As the Internet of Things matures we continue to see design patterns come and go, with some evolving and some disappearing. The time has come- Store and Forward needs to go. This paradigm served as an initial step in shifting to the edge, but it should not survive. In this blog I’ll introduce the concepts of Store and Forward along with an explanation of its inferiority to other, more modern edge computing paradigms.
I’ll try my best with an unbiased explanation of the Store and Forward design paradigm. The basic principle is that data will be collected on the edge and all of it will be sent to the enterprise (cloud/servers) for processing immediately. In the event that a network connection is unavailable, data will be stored in a temporary queue until network connectivity is restored. Edge devices are relatively simple as they only contain the sensor(s), networking, and enough memory to store the queue. Enterprise servers are very large in this paradigm as they must be capable of handling and storing all data they receive. The simplified architecture diagram below illustrates this concept.
As more and more sensors and devices are added, the requirements for network throughput and computing infrastructure increase linearly. In many cases, network connectivity is provided through IoT SIM cards that are priced on data throughput volume. This in conjunction with a monthly cloud subscription can result in quite a substantial cost for processing edge sensor data.
In addition to cost, there’s the challenge of network latency. In the simplified architecture shown above the sensors are merely sending data up, where often a decision needs to be made and then sent right back to the edge. The network is not only a cost driver, but can be an additional point of failure as a major bottleneck for critical decisioning.
Before we move on to alternatives, let’s think about what edge data might look like. The edge can be many things, but it can typically be generalized into sensor data that is being collected and monitored to gain information about the operational state of a thing. That thing could be a farm, space shuttle, manufacturing line, shipping truck, or anything else in between. In all the projects I’ve worked on there’s one thing in common with this sensor data: most of that data is worthless immediately after it is generated. This is because we don’t care about the data if it tells us that all systems are operational and everything is perfect.

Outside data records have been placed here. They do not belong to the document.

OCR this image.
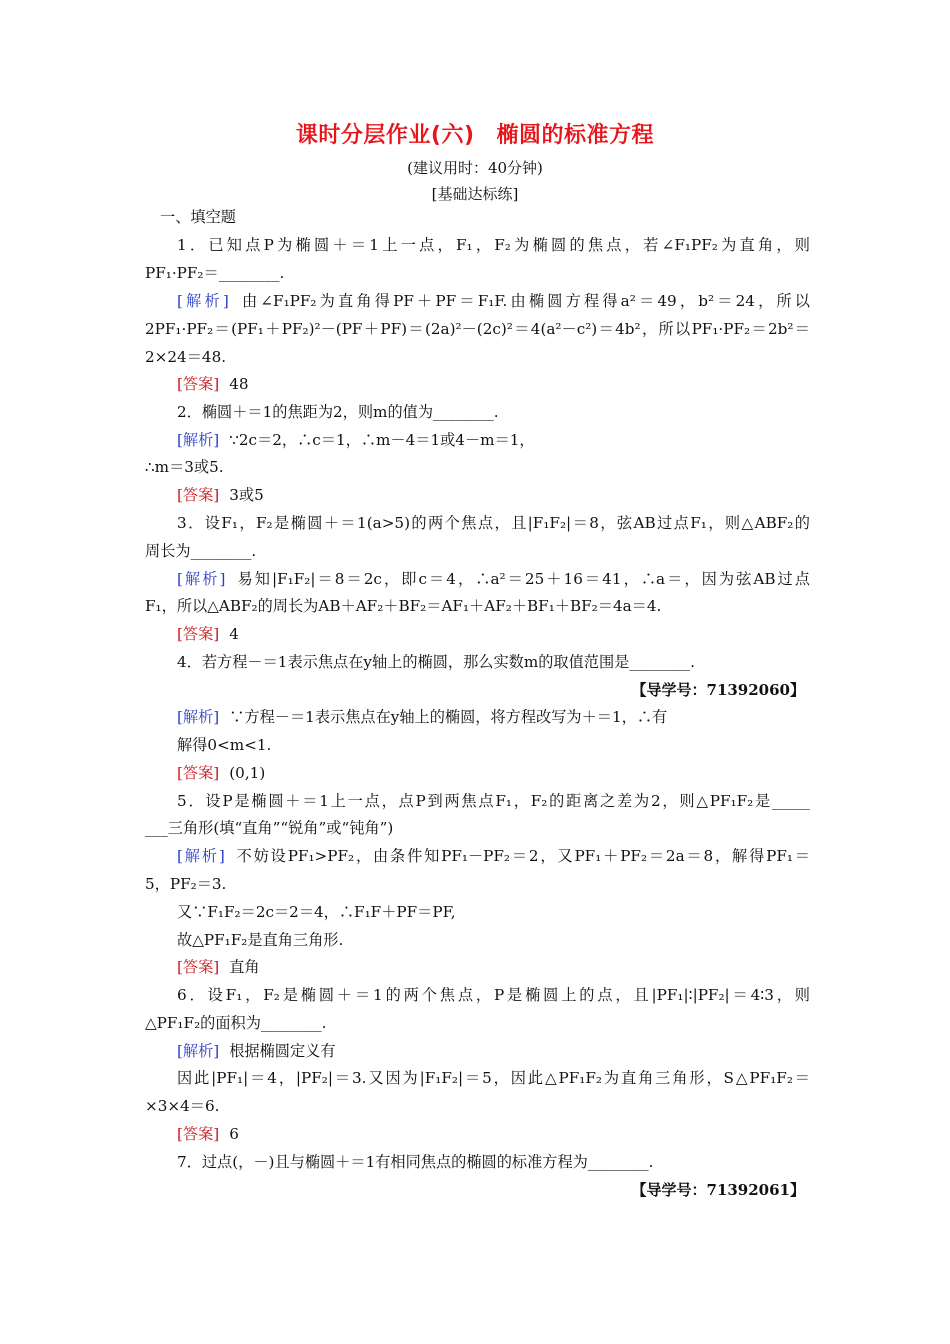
课时分层作业(六) 椭圆的标准方程
(建议用时：40分钟)
[基础达标练]
一、填空题
1．已知点P为椭圆＋＝1上一点，F₁，F₂为椭圆的焦点，若∠F₁PF₂为直角，则
PF₁·PF₂＝________.
[解析] 由∠F₁PF₂为直角得PF＋PF＝F₁F.由椭圆方程得a²＝49，b²＝24，所以
2PF₁·PF₂＝(PF₁＋PF₂)²－(PF＋PF)＝(2a)²－(2c)²＝4(a²－c²)＝4b²，所以PF₁·PF₂＝2b²＝
2×24＝48.
[答案] 48
2．椭圆＋＝1的焦距为2，则m的值为________.
[解析] ∵2c＝2，∴c＝1，∴m－4＝1或4－m＝1，
∴m＝3或5.
[答案] 3或5
3．设F₁，F₂是椭圆＋＝1(a>5)的两个焦点，且|F₁F₂|＝8，弦AB过点F₁，则△ABF₂的
周长为________.
[解析] 易知|F₁F₂|＝8＝2c，即c＝4，∴a²＝25＋16＝41，∴a＝，因为弦AB过点
F₁，所以△ABF₂的周长为AB＋AF₂＋BF₂＝AF₁＋AF₂＋BF₁＋BF₂＝4a＝4.
[答案] 4
4．若方程－＝1表示焦点在y轴上的椭圆，那么实数m的取值范围是________.
【导学号：71392060】
[解析] ∵方程－＝1表示焦点在y轴上的椭圆，将方程改写为＋＝1，∴有
解得0<m<1.
[答案] (0,1)
5．设P是椭圆＋＝1上一点，点P到两焦点F₁，F₂的距离之差为2，则△PF₁F₂是_____
___三角形(填“直角”“锐角”或“钝角”)
[解析] 不妨设PF₁>PF₂，由条件知PF₁－PF₂＝2，又PF₁＋PF₂＝2a＝8，解得PF₁＝
5，PF₂＝3.
又∵F₁F₂＝2c＝2＝4，∴F₁F＋PF＝PF,
故△PF₁F₂是直角三角形.
[答案] 直角
6．设F₁，F₂是椭圆＋＝1的两个焦点，P是椭圆上的点，且|PF₁|∶|PF₂|＝4∶3，则
△PF₁F₂的面积为________.
[解析] 根据椭圆定义有
因此|PF₁|＝4，|PF₂|＝3.又因为|F₁F₂|＝5，因此△PF₁F₂为直角三角形，S△PF₁F₂＝
×3×4＝6.
[答案] 6
7．过点(，－)且与椭圆＋＝1有相同焦点的椭圆的标准方程为________.
【导学号：71392061】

Sensors don’t just collect data themselves, they need some sort of edge compute device. Whether it’s a microcontroller (no OS) or a microcomputer (with OS), it has the ability to make some sort of decision instead of blindly forwarding data. In most Store and Forward cases, we find that about 95% of data could be thrown out by simply setting an overly generous threshold window.
Let’s take a car for example, assume I’m monitoring oil temperature and the normal operating temperature is around 200 °F. If there is a Store and Forward device on my car sending data once per second and I drive for an hour, that means 3600 data points are being sent no matter what the readings were. Let’s assume that I can safely set a threshold of 10% variance of that temperature, but I don’t actually have cause for concern until I have a 15% variance. I’m still going to end up sending some data frequently, for instance from when I start the car until it comes up to temperature. However, even if warmup takes 10 minutes, I’ve reduced the amount of data points sent down to 600- all with basic edge thresholding. This would not only save money on network cost, but also in enterprise storage and compute cost. Keep in mind this is all occurring on a device I’ve already purchased.
By eliminating the edge-to-cloud-to-edge feedback loop and simply moving everything to the edge, we can enable true real-time decisioning. There will always be value in having edge data in the enterprise, but by moving the decision to the edge, the transmission and storage of enterprise data becomes a secondary priority. This is vital for any sort of critical machinery.
Thresholding, as described above, is an easy way to get started with edge decisioning with many alternative options. Monitoring rolling averages, trending, and algorithmic processing (to name a few) are all next steps. Microcomputers are so powerful today that people are running full blown machine learning models on the edge. The level of complexity required will vary with each implementation, but adding some sort of logic to the edge is a no-brainer.
Once those decisions are made, the results can and should be sent to the enterprise. Data can then be analyzed across all nodes for a full view of the edge. A favorite HarperDB design is to send the decision along with the data we used to make that decision up to the enterprise. This way we can rerun any algorithms and tweak them to be more accurate overtime. This data is sent after any critical actions are taken as a secondary priority, still accounting for a significant reduction in the consumption of network and enterprise resources.
Technology advances, design patterns change, and we constantly see architectures evolving. We went from mainframes, to personal computers, to the Internet of Things. This is healthy innovation. Store and Forward was fine when we were working with dumb edge devices, but it’s time to sunset this design pattern- we can even be nice and call it “legacy.” While Store and Forward was a great stepping stone, it’s time to embrace edge decision making and the numerous benefits that come along with it.